Though I don't know where he sleeps at night, he is always in the same area and is like our little neighborhood ambassador, greeting delivery men and police officers with equal excitement, who sadly often show up with equal frequency. His desire to remain in the street at least four feet away from the curb at all times is always a concern to me, but he seems pretty "street smart" and I try to believe he can handle himself as much as I'd like others to believe in me.
Another reason I like him is that he seems like a practical jokester. More times than I can recall I have been driving back home with a friend or model and they have seen him on his back, flopping wildly in the middle of the street.

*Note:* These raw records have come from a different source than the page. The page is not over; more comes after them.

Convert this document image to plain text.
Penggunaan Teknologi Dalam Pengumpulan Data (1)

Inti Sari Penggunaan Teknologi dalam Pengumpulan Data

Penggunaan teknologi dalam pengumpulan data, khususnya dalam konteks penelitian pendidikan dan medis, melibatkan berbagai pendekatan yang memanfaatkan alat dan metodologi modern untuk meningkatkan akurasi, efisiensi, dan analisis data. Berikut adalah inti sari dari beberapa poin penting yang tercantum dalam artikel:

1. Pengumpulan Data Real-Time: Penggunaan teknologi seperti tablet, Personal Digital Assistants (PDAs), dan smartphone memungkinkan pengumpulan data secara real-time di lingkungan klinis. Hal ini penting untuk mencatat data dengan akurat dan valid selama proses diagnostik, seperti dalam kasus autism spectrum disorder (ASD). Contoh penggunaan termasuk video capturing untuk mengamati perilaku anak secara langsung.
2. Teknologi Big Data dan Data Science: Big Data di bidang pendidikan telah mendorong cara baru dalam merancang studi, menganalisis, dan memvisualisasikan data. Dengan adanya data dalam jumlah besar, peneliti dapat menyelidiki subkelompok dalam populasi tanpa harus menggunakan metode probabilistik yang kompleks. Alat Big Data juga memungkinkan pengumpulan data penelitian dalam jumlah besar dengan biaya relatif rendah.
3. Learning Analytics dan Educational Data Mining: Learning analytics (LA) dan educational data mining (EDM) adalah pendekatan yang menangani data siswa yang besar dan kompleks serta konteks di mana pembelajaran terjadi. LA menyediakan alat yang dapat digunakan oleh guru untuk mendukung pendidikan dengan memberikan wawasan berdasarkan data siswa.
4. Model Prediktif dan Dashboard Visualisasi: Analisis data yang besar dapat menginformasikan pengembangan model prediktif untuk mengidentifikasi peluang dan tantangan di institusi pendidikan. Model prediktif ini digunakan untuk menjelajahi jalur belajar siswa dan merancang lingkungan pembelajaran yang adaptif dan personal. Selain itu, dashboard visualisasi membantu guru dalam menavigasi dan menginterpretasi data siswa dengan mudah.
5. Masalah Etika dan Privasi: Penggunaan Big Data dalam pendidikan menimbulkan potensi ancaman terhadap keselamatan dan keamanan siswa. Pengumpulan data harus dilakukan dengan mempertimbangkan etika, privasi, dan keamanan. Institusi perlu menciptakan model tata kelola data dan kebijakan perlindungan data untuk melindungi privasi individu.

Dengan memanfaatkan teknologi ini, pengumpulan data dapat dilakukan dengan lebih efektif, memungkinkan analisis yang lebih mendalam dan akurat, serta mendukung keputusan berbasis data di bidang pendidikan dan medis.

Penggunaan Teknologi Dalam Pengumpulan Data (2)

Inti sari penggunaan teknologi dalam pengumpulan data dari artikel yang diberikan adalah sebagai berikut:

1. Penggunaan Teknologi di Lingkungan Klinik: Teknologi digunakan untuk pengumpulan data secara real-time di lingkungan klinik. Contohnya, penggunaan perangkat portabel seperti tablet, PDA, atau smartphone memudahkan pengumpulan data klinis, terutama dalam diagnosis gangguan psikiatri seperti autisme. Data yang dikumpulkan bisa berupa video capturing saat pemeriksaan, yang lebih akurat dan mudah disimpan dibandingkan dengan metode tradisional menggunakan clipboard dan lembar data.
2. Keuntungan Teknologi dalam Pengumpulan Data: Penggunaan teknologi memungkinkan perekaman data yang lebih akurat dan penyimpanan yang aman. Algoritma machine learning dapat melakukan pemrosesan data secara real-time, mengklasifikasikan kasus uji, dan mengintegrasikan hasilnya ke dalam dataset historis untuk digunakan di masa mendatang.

Their immediate reaction is of course that he's been injured, hit by a car. The truth though is often he basks in the glow of the afternoon sun, enjoying a prolonged scratch of his back on the warm asphalt with a big cat-chasing grin across his crooked little teeth. To add to the dramatic effect, he wriggles on his back continuously, lingering for thirty seconds or more as if to prolong the worry and agony of the concerned viewer. Eventually, the little guy snaps back on his feet, jauntily skipping along once again to parts unknown, looking refreshed and satisfied as the observer breathes a deep sigh of relief. I secretly imagine him peering from behind a car, deviously pleased with himself, thinking "Man, I really had that chick going for a second! Ha!"
I love that little guy. He's a symbol that reminds me to enjoy the simple pleasures of life, stay true to your nature, and smile at what the day brings you. Though I don't see him every day, nor do I know whom he belongs to, he's been a little bright spot for me on days when I've needed it.
Then, I left for work this morning. Imagine my shock and sadness when I saw him there in the middle of the street lying on his belly, not moving. At first, as so many times before, I assumed he was resting, or playing possum, about to spring up at any moment to give one of his little trademark grins. Alas, there was none.
The odds ran out, simple as that. Some reckless, speeding driver, of which our street has countless, probably clipped him and sped on without a second thought. I'd like to think he saw one last sunrise before the final moment, but who can say? Anyone who knows me is aware that I'm not a huge "pet-person", and though I like and respect animals, I've never been one to place my emotions for them any higher than for a favorite pair of shoes or random acquaintance. Still, that scrappy little guy has been on my mind all day.
Some call it callous of me to be able to take photos of sadness and death. My belief is that if we are to document the good times, it is just as important to remember the bad, which makes those happy times all the more special. I couldn't help but take a second and crouch down next to him in the middle of the street this morning, studying his features one last time hoping to remember every detail, knowing I wouldn't. Finally, I took a photo of him as I had always wanted to when he was alive, yet had never made the time to do so. When I came home from work this afternoon his body was gone, as if he never existed.
And that's what happens to us all. And that's why its important for us all to share these stories of lives, big and small, and thus I am. Rock on, little fella.